Bu sırada işgal devletleri, Anadolu halkını Ankara yönetimine karşı kışkırtmak için İslam üzerinden propaganda yapar. Savaşta işlerini şansa bırakmak istemeyen işgal devletleri, Mustafa Kemal'i öldürme kararı alır ve bunun için Hintli Mustafa Sagir görevlendirilir.
Mustafa Kemal, işgal devletlerinin propagandasını engellemek ve halkın kurtuluş mücadelesine katılımını artırmak için etkin ve muteber bir isim olan Mehmet Akif'i Ankara'ya çağırır. 13 yaşındaki oğluyla birlikte yola çıkan Mehmet Akif, Ankara'ya doğru ilerlerken başına birçok olay gelir; suikastlerden, isyancıların namlularının ucundan kurtulur. Yaşadıklarından, şahit olduklarında derinden etkilenen Mehmet Akif bu süreçte İstiklal Marşı'nı yazar.'
Yavuz Bingöl'ü Akif rolünde yadırgayacağımı düşündüm ilkin; zira bu oyuncumuzun 'dudak tembelliği'nden kaynaklı diksiyon problemi var ve Akif'i hep harikulade İstanbul Türkçesiyle konuşan biri olarak hayal etmişimdir...
Ancak, Bingöl'ün rolünün üstesinden geldiğini düşünüyorum.
Eserde Fikret Kuşkan Mustafa Kemal'i, Murat Han Trabzon vekili Ali Şükrü Bey'i canlandırıyor.

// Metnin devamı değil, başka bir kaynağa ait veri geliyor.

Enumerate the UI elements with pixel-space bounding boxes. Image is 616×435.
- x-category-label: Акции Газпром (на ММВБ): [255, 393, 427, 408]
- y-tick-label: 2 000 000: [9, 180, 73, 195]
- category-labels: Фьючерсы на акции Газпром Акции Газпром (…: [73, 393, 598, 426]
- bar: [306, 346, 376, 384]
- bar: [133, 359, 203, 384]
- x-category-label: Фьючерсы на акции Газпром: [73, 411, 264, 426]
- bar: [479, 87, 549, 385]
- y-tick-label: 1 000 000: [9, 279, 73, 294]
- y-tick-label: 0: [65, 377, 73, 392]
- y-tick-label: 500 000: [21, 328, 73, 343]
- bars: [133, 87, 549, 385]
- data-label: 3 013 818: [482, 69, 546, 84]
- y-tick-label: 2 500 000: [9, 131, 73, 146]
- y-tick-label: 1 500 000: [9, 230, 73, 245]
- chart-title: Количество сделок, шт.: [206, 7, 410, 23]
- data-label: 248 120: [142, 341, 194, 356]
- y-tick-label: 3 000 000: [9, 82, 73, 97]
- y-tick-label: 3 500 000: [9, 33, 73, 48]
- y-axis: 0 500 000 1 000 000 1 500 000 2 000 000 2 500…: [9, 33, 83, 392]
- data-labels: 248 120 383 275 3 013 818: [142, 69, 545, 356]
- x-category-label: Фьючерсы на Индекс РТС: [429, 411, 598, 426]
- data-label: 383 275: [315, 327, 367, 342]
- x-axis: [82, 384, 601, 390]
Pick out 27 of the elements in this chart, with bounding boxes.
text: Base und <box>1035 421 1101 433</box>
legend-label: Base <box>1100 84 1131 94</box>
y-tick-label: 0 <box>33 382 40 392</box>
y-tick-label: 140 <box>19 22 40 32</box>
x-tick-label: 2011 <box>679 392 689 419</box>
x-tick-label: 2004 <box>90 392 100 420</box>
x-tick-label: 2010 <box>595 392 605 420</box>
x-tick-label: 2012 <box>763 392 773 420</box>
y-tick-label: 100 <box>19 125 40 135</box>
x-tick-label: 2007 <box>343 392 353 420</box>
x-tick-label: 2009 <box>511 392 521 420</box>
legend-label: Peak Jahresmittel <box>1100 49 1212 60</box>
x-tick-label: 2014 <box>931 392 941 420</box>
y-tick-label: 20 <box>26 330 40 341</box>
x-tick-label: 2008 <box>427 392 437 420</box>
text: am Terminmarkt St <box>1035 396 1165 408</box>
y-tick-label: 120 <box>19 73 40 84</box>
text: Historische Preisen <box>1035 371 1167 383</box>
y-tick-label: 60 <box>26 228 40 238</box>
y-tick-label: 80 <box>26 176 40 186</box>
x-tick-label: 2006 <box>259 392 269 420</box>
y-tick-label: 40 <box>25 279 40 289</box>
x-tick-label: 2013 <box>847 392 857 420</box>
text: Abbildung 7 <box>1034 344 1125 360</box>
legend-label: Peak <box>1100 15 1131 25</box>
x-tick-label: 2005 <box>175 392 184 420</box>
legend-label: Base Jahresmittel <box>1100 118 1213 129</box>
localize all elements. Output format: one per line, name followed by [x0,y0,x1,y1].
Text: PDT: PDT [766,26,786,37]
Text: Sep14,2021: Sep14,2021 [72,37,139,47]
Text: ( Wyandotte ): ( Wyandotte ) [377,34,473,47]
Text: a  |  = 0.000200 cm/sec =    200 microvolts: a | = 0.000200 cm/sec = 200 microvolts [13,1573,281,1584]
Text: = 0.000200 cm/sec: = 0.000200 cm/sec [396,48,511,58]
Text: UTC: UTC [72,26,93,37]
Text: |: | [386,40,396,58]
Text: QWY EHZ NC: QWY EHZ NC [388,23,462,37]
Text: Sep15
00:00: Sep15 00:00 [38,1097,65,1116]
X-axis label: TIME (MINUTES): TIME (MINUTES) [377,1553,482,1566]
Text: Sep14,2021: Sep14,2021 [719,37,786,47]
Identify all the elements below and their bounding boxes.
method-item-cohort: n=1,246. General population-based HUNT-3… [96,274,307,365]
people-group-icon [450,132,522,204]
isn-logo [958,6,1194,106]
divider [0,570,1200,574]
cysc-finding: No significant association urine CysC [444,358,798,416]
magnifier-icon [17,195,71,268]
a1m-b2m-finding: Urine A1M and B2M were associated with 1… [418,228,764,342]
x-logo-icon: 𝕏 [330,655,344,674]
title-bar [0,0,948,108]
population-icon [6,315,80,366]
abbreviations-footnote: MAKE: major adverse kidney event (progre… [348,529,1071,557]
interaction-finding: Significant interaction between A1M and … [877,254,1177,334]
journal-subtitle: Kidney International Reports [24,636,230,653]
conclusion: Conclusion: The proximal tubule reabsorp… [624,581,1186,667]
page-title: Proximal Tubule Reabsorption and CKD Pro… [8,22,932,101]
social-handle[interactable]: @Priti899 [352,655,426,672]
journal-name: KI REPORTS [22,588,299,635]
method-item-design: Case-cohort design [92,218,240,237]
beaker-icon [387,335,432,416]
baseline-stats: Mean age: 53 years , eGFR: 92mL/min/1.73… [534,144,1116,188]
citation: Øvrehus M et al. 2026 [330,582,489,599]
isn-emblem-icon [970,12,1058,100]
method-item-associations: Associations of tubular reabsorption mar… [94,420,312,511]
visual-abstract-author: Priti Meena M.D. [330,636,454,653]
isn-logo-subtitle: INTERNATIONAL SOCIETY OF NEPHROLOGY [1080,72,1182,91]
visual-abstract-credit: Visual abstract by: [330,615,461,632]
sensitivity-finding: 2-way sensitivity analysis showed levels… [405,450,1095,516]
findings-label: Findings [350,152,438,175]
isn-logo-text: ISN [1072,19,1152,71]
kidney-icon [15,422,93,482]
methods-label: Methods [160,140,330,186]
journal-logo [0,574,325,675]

Akif'in hayatında çok önemli yeri olan ancak filmde varla yok arası, gölge gibi kalan Eşref Edip'i Hazım Körmükçü oynuyor.
Tastamam bir Akif portresi olmaktan ziyade, Akif'in bir döneminden kesitler sunan filmde, zirveye ulaşan, insanı yüksek sinemasal duyguyla coşturan bir tepe noktası da görmedim.
Üstelik bazı zayıf noktalar var.
Örnekse, İngiliz ajanı Mustafa Sagir'in ihanetinin anlaşılıp yakayı ele verdiği sahne... Adamın paketlenişi biraz lise müsameresi kıvamında...İşgalci İngiliz komutanın oyunculuğu da sakil kalmış...
Bunlar bir yana, fevkaladenin de fevkinde beni rahatsız eden şey, Akif'in adeta müzik içinde yüzen bir filme dönüşmüş olması.
Müzisyen Kıraç'ın bunu yaptığına inanamıyorum; Allahım, müziksiz tek kare dahi bırakılmaz mı!
Ve tabi müzmin hastalığımız; denizi geçip derede boğulmak... Filmin kamera önü ve arkası, tüm kadrosuyla ilgili (credit mi diyorlardı) bilgi arıyorum ve bunun için neden İMDB gibi yabancı bir siteye bakmak zorunda kalıyorum, anlayan beri gelsin!
Neden filmin 'resmi' sitesi yok!
Halkla ilişkiler bu günler için lazım!